Jesteśmy gdzie jesteśmy. A co
dalej? Nie będę ukrywał, że moja prognoza opiera się na przekonaniu że
najgorsze sektor górniczy (i JSW) ma już za sobą oraz że w końcu zaczną być
podejmowane racjonalne decyzje. Tzn.
gorzej już być nie powinno. Mam na myśli m.in. otoczenie branżowe i makroekonomiczne
oraz spadki cen surowców energetycznych.
Czy JSW ma szansę wrócić do ceny
za akcję z 2011? Moim zdaniem tak, ale tak jak w 2011, czyli przy zbiegu
szeregu pomyślnych okoliczności i dobrej koniunkturze giełdowej. Chociaż w 2011
koniunktura giełdowa nie była nazbyt wyjątkowa. Moim zdaniem w perspektywie
średnioterminowej (3 lata), cena za akcję JSW ma szansę dojść do poziomu 50 zł.

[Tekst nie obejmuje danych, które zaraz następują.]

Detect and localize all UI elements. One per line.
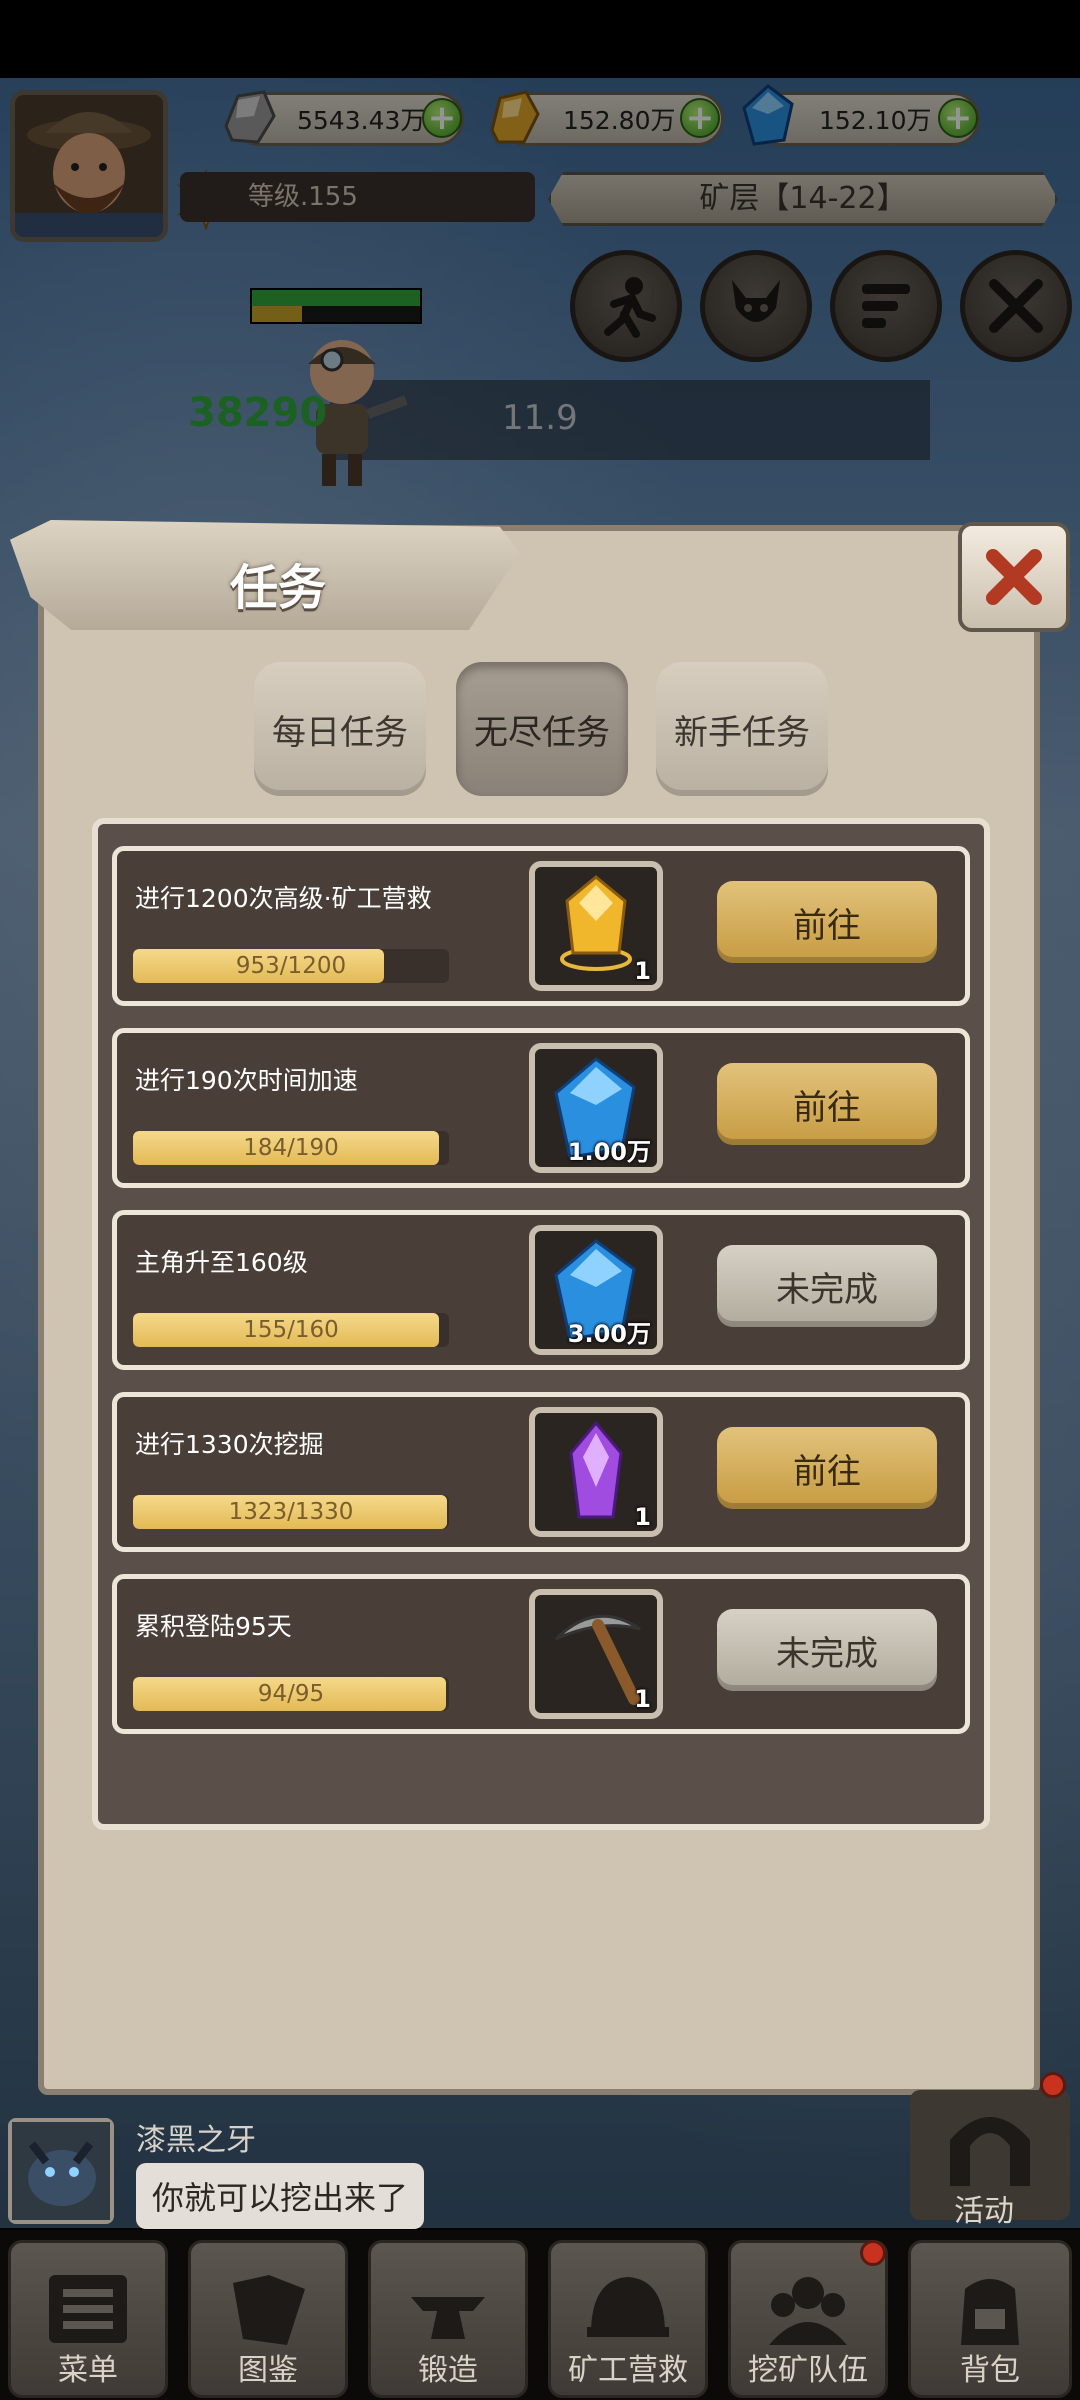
reward-count: 3.00万 <box>567 1320 651 1348</box>
reward-count: 1 <box>634 1685 651 1713</box>
nav-miner-rescue[interactable]: 矿工营救 <box>548 2240 708 2398</box>
nav-forge[interactable]: 锻造 <box>368 2240 528 2398</box>
button-label: 未完成 <box>776 1633 878 1674</box>
task-progress-text: 184/190 <box>243 1135 339 1161</box>
go-button[interactable]: 前往 <box>717 1063 937 1145</box>
task-title: 主角升至160级 <box>135 1248 308 1277</box>
cave-arch-icon <box>950 2117 1030 2186</box>
button-label: 前往 <box>793 1087 861 1128</box>
status-bar <box>0 0 1080 78</box>
reward-slot[interactable]: 1.00万 <box>529 1043 663 1173</box>
task-progress-bar: 184/190 <box>133 1131 449 1165</box>
dialog-title: 任务 <box>230 560 327 616</box>
reward-slot[interactable]: 1 <box>529 1407 663 1537</box>
tab-newbie[interactable]: 新手任务 <box>656 662 828 796</box>
task-row: 主角升至160级 155/160 3.00万 未完成 <box>112 1210 970 1370</box>
tab-label: 新手任务 <box>674 712 810 753</box>
nav-label: 图鉴 <box>238 2353 298 2388</box>
helmet-icon <box>587 2277 669 2337</box>
book-icon <box>233 2275 305 2345</box>
task-progress-bar: 1323/1330 <box>133 1495 449 1529</box>
activity-notification-dot <box>1040 2072 1066 2098</box>
task-progress-text: 953/1200 <box>235 953 347 979</box>
go-button[interactable]: 前往 <box>717 881 937 963</box>
tab-label: 无尽任务 <box>474 712 610 753</box>
task-progress-bar: 155/160 <box>133 1313 449 1347</box>
reward-count: 1 <box>634 957 651 985</box>
nav-label: 菜单 <box>58 2353 118 2388</box>
nav-label: 挖矿队伍 <box>748 2353 868 2388</box>
nav-label: 背包 <box>960 2353 1020 2388</box>
incomplete-button[interactable]: 未完成 <box>717 1609 937 1691</box>
activity-label: 活动 <box>954 2194 1014 2229</box>
nav-codex[interactable]: 图鉴 <box>188 2240 348 2398</box>
task-progress-bar: 953/1200 <box>133 949 449 983</box>
nav-backpack[interactable]: 背包 <box>908 2240 1072 2398</box>
chat-avatar[interactable] <box>8 2118 114 2224</box>
task-title: 累积登陆95天 <box>135 1612 292 1641</box>
button-label: 未完成 <box>776 1269 878 1310</box>
task-row: 进行190次时间加速 184/190 1.00万 前往 <box>112 1028 970 1188</box>
nav-menu[interactable]: 菜单 <box>8 2240 168 2398</box>
team-notification-dot <box>860 2240 886 2266</box>
button-label: 前往 <box>793 905 861 946</box>
tab-daily[interactable]: 每日任务 <box>254 662 426 796</box>
task-progress-text: 155/160 <box>243 1317 339 1343</box>
gold-crystal-icon <box>560 875 632 971</box>
purple-crystal-icon <box>569 1420 623 1519</box>
go-button[interactable]: 前往 <box>717 1427 937 1509</box>
reward-count: 1.00万 <box>567 1138 651 1166</box>
close-icon <box>986 549 1042 605</box>
task-progress-bar: 94/95 <box>133 1677 449 1711</box>
reward-slot[interactable]: 3.00万 <box>529 1225 663 1355</box>
task-row: 进行1330次挖掘 1323/1330 1 前往 <box>112 1392 970 1552</box>
reward-count: 1 <box>634 1503 651 1531</box>
close-button[interactable] <box>958 522 1070 632</box>
team-icon <box>769 2277 847 2345</box>
task-title: 进行1200次高级·矿工营救 <box>135 884 432 913</box>
backpack-icon <box>961 2279 1019 2345</box>
button-label: 前往 <box>793 1451 861 1492</box>
tab-endless[interactable]: 无尽任务 <box>456 662 628 796</box>
task-row: 累积登陆95天 94/95 1 未完成 <box>112 1574 970 1734</box>
nav-label: 锻造 <box>418 2353 478 2388</box>
incomplete-button[interactable]: 未完成 <box>717 1245 937 1327</box>
task-title: 进行190次时间加速 <box>135 1066 358 1095</box>
task-progress-text: 94/95 <box>257 1681 325 1707</box>
task-progress-text: 1323/1330 <box>228 1499 354 1525</box>
menu-icon <box>49 2275 127 2343</box>
chat-message: 你就可以挖出来了 <box>136 2163 425 2229</box>
chat-sender-name: 漆黑之牙 <box>136 2123 256 2158</box>
anvil-icon <box>411 2297 485 2339</box>
nav-label: 矿工营救 <box>568 2353 688 2388</box>
reward-slot[interactable]: 1 <box>529 861 663 991</box>
reward-slot[interactable]: 1 <box>529 1589 663 1719</box>
task-row: 进行1200次高级·矿工营救 953/1200 1 前往 <box>112 846 970 1006</box>
tab-label: 每日任务 <box>272 712 408 753</box>
nav-mining-team[interactable]: 挖矿队伍 <box>728 2240 888 2398</box>
task-title: 进行1330次挖掘 <box>135 1430 324 1459</box>
pickaxe-icon <box>554 1614 641 1705</box>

Swoje założenia rozciągnąłem liniowo na prognozowane lata. JSW będzie musiała
pozyskać kapitał z zewnątrz lub wprowadzić poważny program oszczędnościowy. Nie
obędzie się bez przejściowego poważnego ograniczenia inwestycji w celu
utrzymania płynności w najbliższych kwartałach. Założyłem kumulację
pojawiających się z biegiem czasu zysków netto. Rok bieżący JSW powinna
zakończyć bez straty. Ceny węgla w dłuższej perspektywie nie będą niższe od
obecnych lub nawet nieco wyższe (przynajmniej przejściowo). JSW
poprawi/dopasuje strukturę zatrudnienia i liczbę pracowników do faktycznych
potrzeb. Przyjąłem względnie restrykcyjny wsp. betta (1,4) w wycenie.
Obecna cena – prawie 20 zł –
poprawnie oddaje moim zdaniem cenę akcji. Co zdają się potwierdzać obroty na
akcjach. Nie brakuje chętnych do zakupu akcji JSW na obecnym poziomie. Dlaczego
tylko 20 zł? Obecna sytuacja finansowa JSW wydaje się mocno napięta. Obawiam
się, że wyniki za 2014 i za I kw 2015 mogą nie rozwiać obaw potencjalnych
inwestorów. JSW musi szukać źródeł funduszy po swojej stronie
(oszczędności) oraz zabiegać o zaufanie
firm kooperujących (dostawcy) oraz banków. Obecna cena – niemal 20 zł – to
wynik wyceny krótkoterminowej i niezwykle ostrożnej w ujęciu długoterminowym.
Nie oznacza to jednak, że cena akcji nie może jeszcze spaść. Wierzę jednak, że
zarówno władze firmy jak i załoga, nie powtórzą błędów z lat poprzednich a
otoczenie makrorynkowe okaże się choć trochę łaskawsze.